Outline of Lessons and Resources

Lesson 1: The first lesson considers the outbreak of pogroms in 1881-84, asking the question “Who made Russia Europe’s most antisemitic country?” Students are given a narrative of the violence and asked to identify actors and their roles in pogroms. They then place these actors into a Venn Diagram comprising three categories – “Official antisemitism” (i.e. the Tsarist state, government, and its officials), “Popular antisemitism” (i.e. ordinary people), and “Intellectual antisemitism” (i.e. educated groups and individuals).

Lesson 1


Lesson 2: The second lesson focuses on the abortive revolution of 1905, which led to an outbreak of pogroms. Within the wider question “Who made Russia’s abortive revolution of 1905?”, students are again introduced to pogroms and their perpetrators, including not only pro-Tsarist “Black Hundreds”, but also ordinary workers.

Lesson 2


Lesson 3: The third lesson considers how Jews interacted with, and were impacted by, the Russian Revolution of 1917. Acknowledging that this formally liberated Russian Jews, it also highlights the continued prevalence of antisemitism through the contemporary account of antisemitic outbursts on the streets by Jewish Russian writer, Ilya Ehrenburg. Students are given a text describing the context in which Ehrenburg’s account was written and asked to identify causes for continued antisemitism in 1917.

Lesson 3


Lesson 4: The fourth lesson focuses on the outbreak of pogroms in 1918, during the Russian Civil War, leaning heavily on Brendan McGeever’s brilliant and terrifying book. Acknowledging the predominant role of right-wing “Whites” in perpetrating antisemitic violence during this period, it nevertheless focuses on the role of the Communist Red Army during the Hlukhiv Massacre of March 1918, in modern-day Ukraine. After being given a copy of McGeever’s account of the massacre, students are asked to prioritise possible reasons for this massacre taking place before returning to the Venn Diagram from lesson 1. If they were now to resize the circles (“Official Antisemitism”, “Popular Antisemitism”, or “Intellectual Antisemitism”), what would the main causes of these pogroms now seem to be, and how would they compare to those of 1881-84? 

Lesson 4

Further Reading (and Listening)

BBC Sounds (featuring Brendan McGeever), “Pogroms: Anti-Semitism, Revolution and Civil War” (2019): https://www.bbc.co.uk/sounds/play/m0005mv3

Jonathan Dekel-Chen, David Gaunt, Natan M. Meir, and Israel Bartal (eds.), Anti-Jewish Violence: Rethinking the Pogrom in East European History, Indiana University Press (2010)
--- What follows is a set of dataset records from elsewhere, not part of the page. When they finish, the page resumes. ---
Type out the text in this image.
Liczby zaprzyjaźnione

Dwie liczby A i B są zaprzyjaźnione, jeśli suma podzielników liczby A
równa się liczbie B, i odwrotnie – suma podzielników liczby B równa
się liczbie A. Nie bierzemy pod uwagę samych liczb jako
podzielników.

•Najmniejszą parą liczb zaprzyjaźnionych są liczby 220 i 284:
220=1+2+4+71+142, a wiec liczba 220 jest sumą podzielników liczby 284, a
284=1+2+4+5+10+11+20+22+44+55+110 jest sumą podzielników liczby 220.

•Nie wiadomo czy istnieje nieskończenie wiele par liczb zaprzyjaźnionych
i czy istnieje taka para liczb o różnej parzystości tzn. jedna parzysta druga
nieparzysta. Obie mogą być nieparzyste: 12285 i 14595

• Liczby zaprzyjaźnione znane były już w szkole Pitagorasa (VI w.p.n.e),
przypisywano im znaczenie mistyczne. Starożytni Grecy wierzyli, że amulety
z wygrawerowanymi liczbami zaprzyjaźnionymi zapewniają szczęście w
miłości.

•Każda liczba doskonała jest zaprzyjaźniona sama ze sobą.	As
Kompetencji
Stuart Foster, Andy Pearce, and Alice Pettigrew, “Antisemitism and Holocaust Education”, in: Stuart Foster, Andy Pearce, and Alice Pettigrew (eds.), Holocaust Education: Contemporary Challenges and Controversies, UCL Press (2020), 150-170

Zvi Gitelman, A Century of Ambivalence: The Jews of Russia and the Soviet Union, 1881 to the Present, Indiana University Press (2001)

Eric Lohr, Nationalizing the Russian Empire: The Campaign against Enemy Aliens during World War I, Harvard University Press (2003)

Brendan McGeever, Antisemitism and the Russian Revolution, Cambridge University Press (2019)

Charters Wynn, Workers, Strikes, and Pogroms: The Donbass-Dnepr Bend in Late Imperial Russia, 1870-1905, Princeton University Press (1992)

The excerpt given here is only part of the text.